7. Know when to throw the schedule out the window
The schedule should be a stress reliever, not a stress inducer. If the particular circumstances of that day get you off schedule, don’t worry about it. Having a schedule makes it easier to identify how you can get back on schedule. For instance, if it looks like we’re going to have a late dinner then I know I need to either do bath time before dinner or skip the bath. Previously, I would have to just tried to do everything, keeping to our usual order and duration of activities, meaning everyone would go to bed late. The schedule makes me more aware and therefore makes it easier for me to adjust for the unexpected. Sometimes though it’s not just a crazy day, but a crazy month or more. Recently we had some things going on that made it impossible for me to keep our usual schedule up without making everyone miserable. So we kept some parts of it (me taking the boys to school, nap times, etc.), but for the most part we tossed out the schedule for a while.
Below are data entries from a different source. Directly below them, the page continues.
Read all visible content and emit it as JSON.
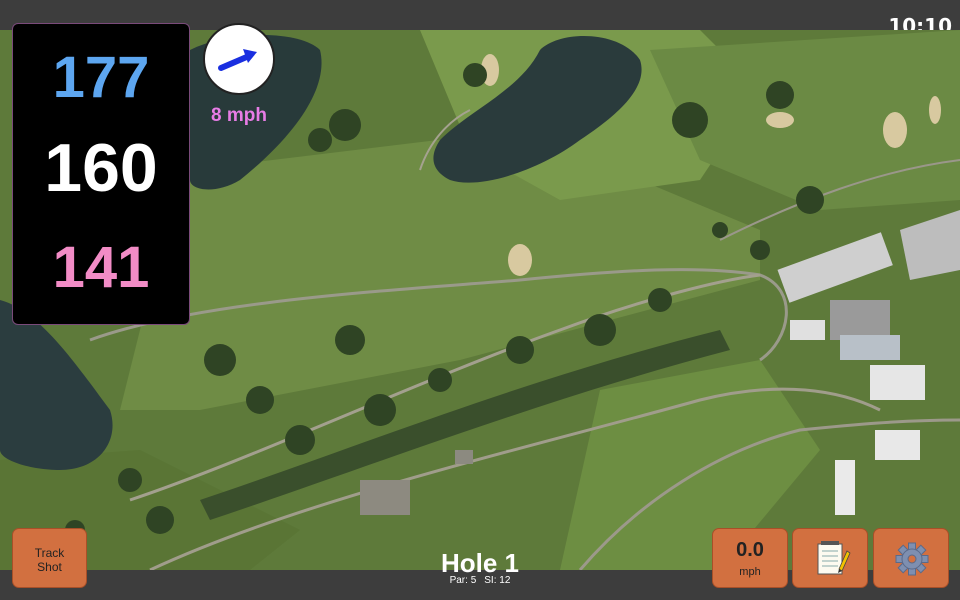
{
  "status": {
    "time": "10:10"
  },
  "yardages": {
    "back": "177",
    "middle": "160",
    "front": "141"
  },
  "wind": {
    "speed_label": "8 mph",
    "icon": "wind-arrow-icon"
  },
  "hole": {
    "title": "Hole 1",
    "par_label": "Par: 5",
    "si_label": "SI: 12"
  },
  "buttons": {
    "track_shot_line1": "Track",
    "track_shot_line2": "Shot",
    "speed_value": "0.0",
    "speed_unit": "mph",
    "notes_icon": "notepad-icon",
    "settings_icon": "gear-icon"
  },
  "colors": {
    "back": "#5da6f0",
    "middle": "#ffffff",
    "front": "#f28cc6",
    "wind_text": "#e87ce6",
    "button": "#d27040"
  }
}
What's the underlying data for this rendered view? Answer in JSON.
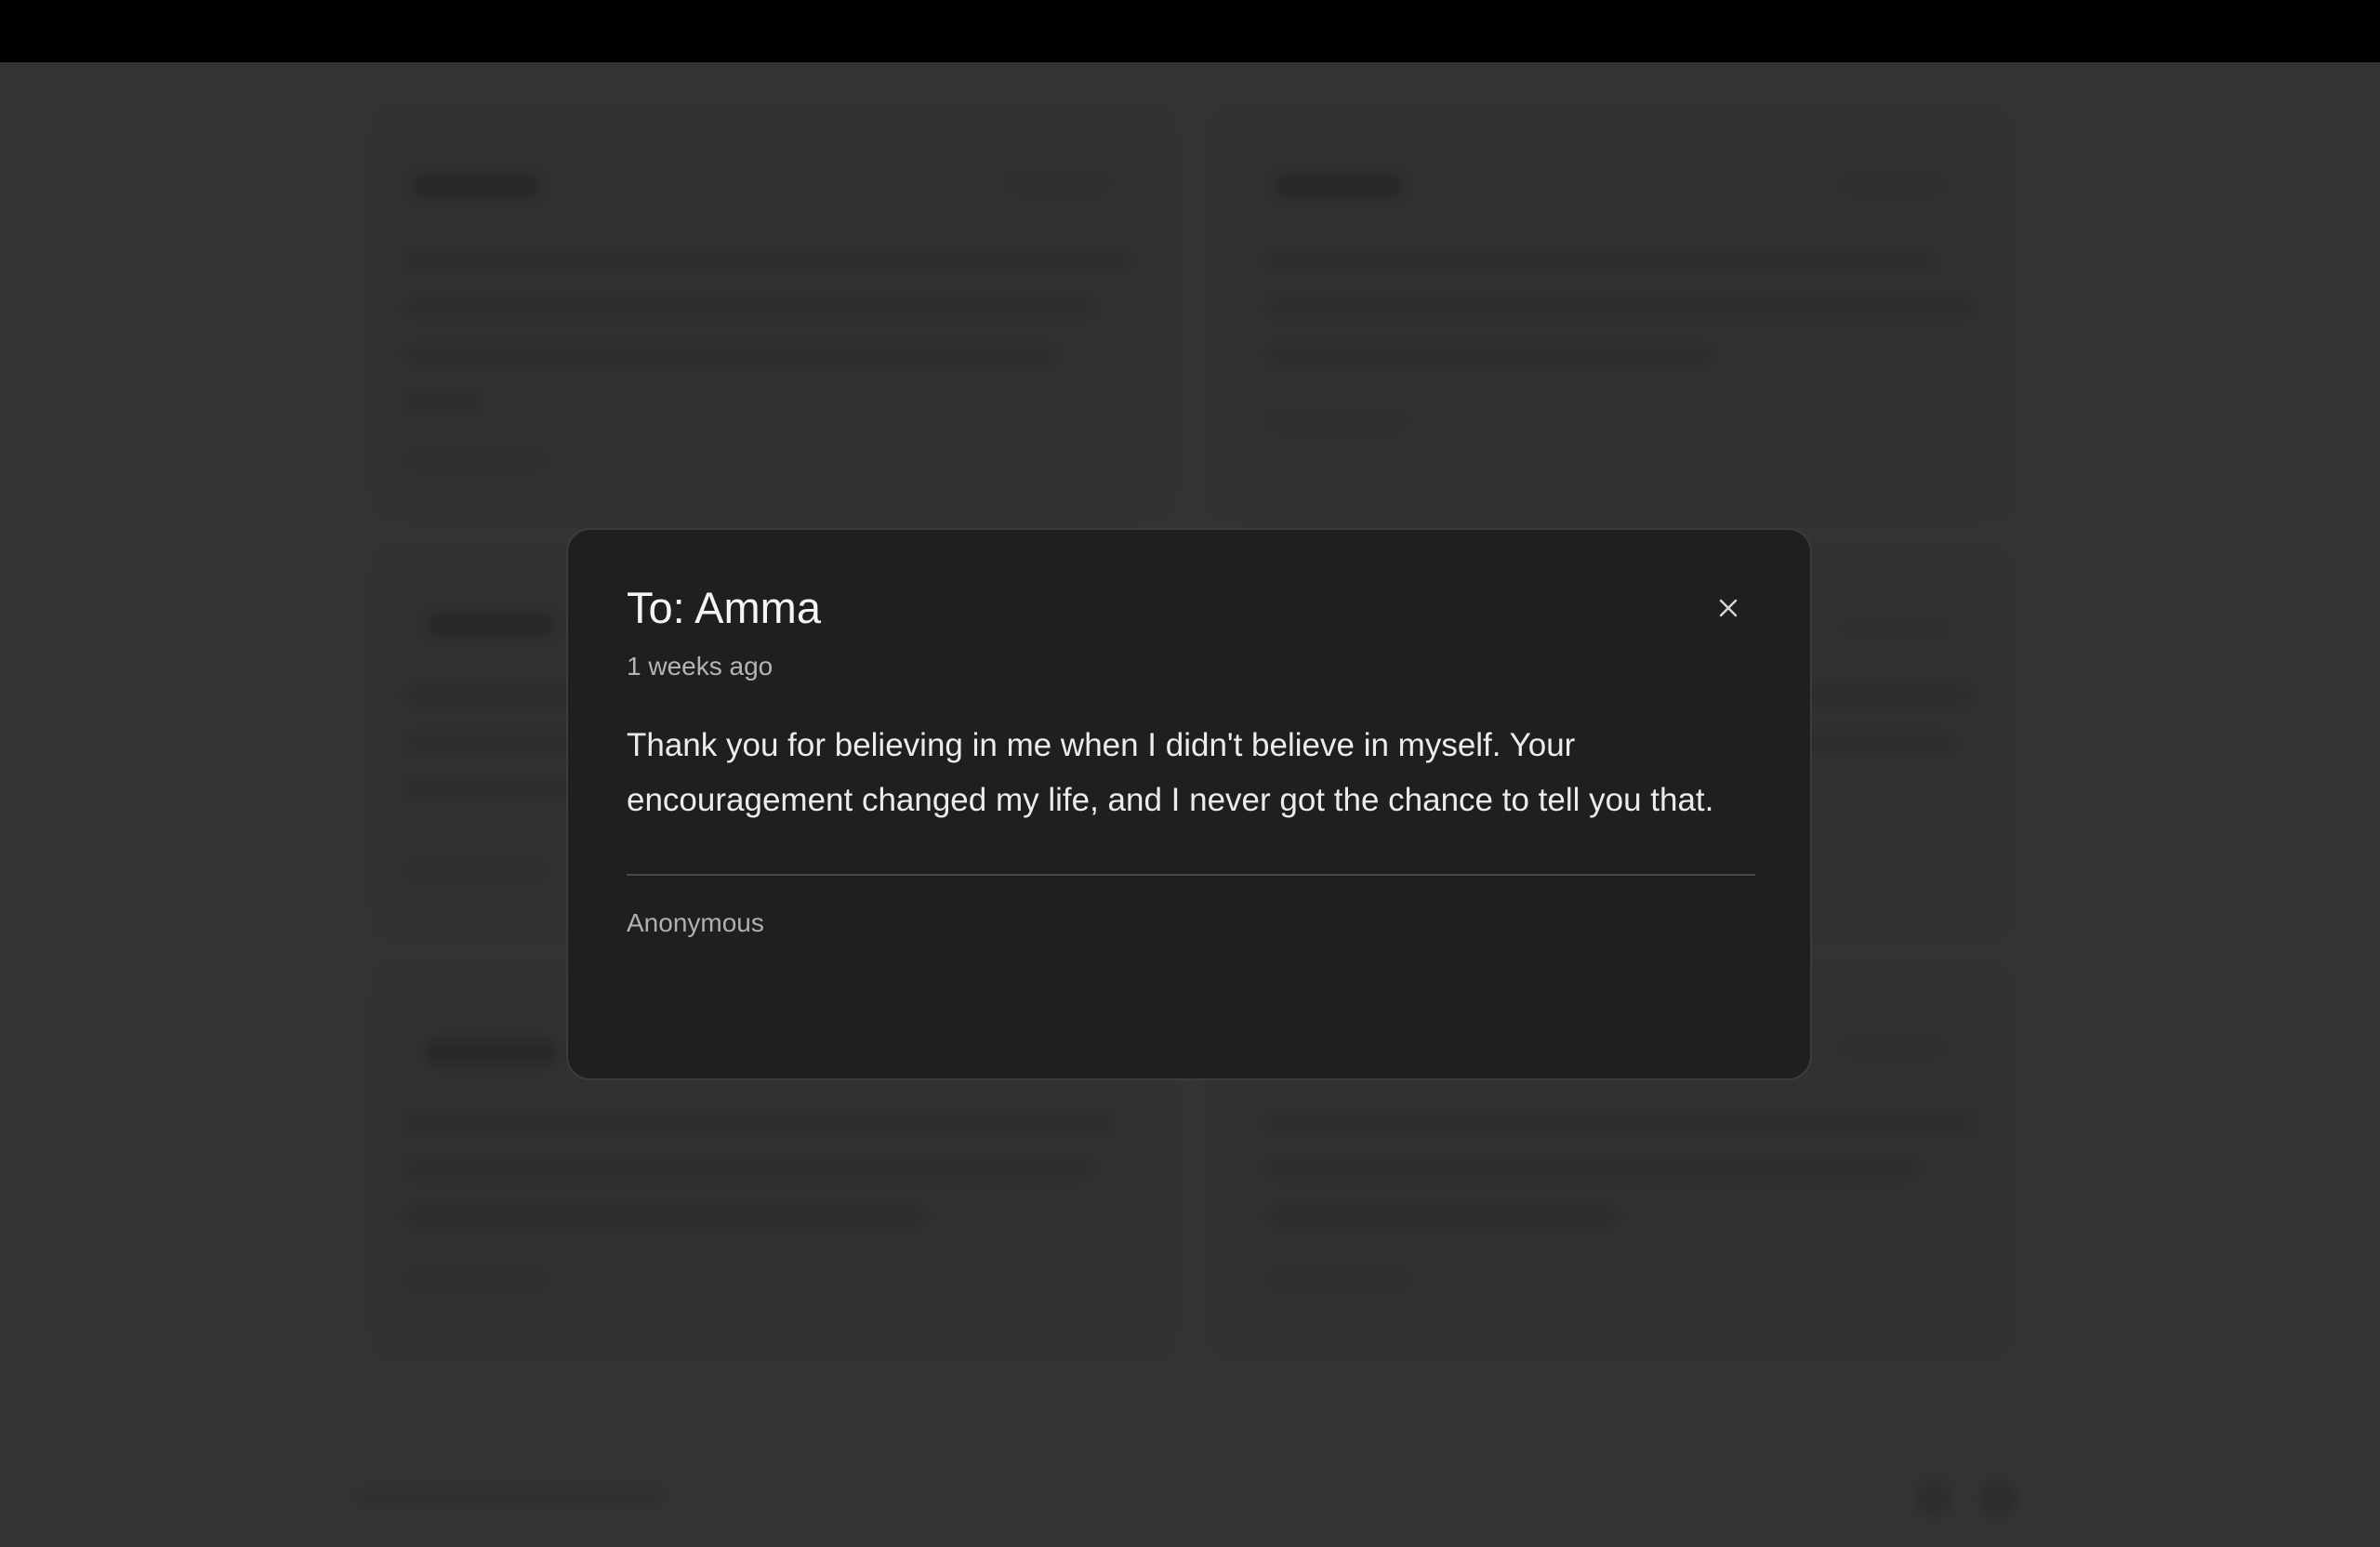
{
  "modal": {
    "title": "To: Amma",
    "time_ago": "1 weeks ago",
    "message": "Thank you for believing in me when I didn't believe in myself. Your encouragement changed my life, and I never got the chance to tell you that.",
    "author": "Anonymous",
    "close_icon": "close-icon"
  },
  "colors": {
    "backdrop": "#343434",
    "modal_background": "#1f1f1f",
    "modal_border": "#3c3c3c",
    "text_primary": "#f5f5f5",
    "text_secondary": "#b5b5b5"
  }
}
Now that life is beginning to calm back down, I am working on slowly getting us back on track again, while modifying the schedule as needed. Speaking of which, if the schedule isn’t working quite right for you anymore, don’t be afraid to change it. It should never be set in stone. In fact, I use a Peel & Stick Dry Erase Calendar, so I can easily view and modify my schedule.
I hope you find the schedule exercise to be as life changing as I did. Also, if you haven’t already, I do recommend reading the post from Jen… much more wisdom on this topic there.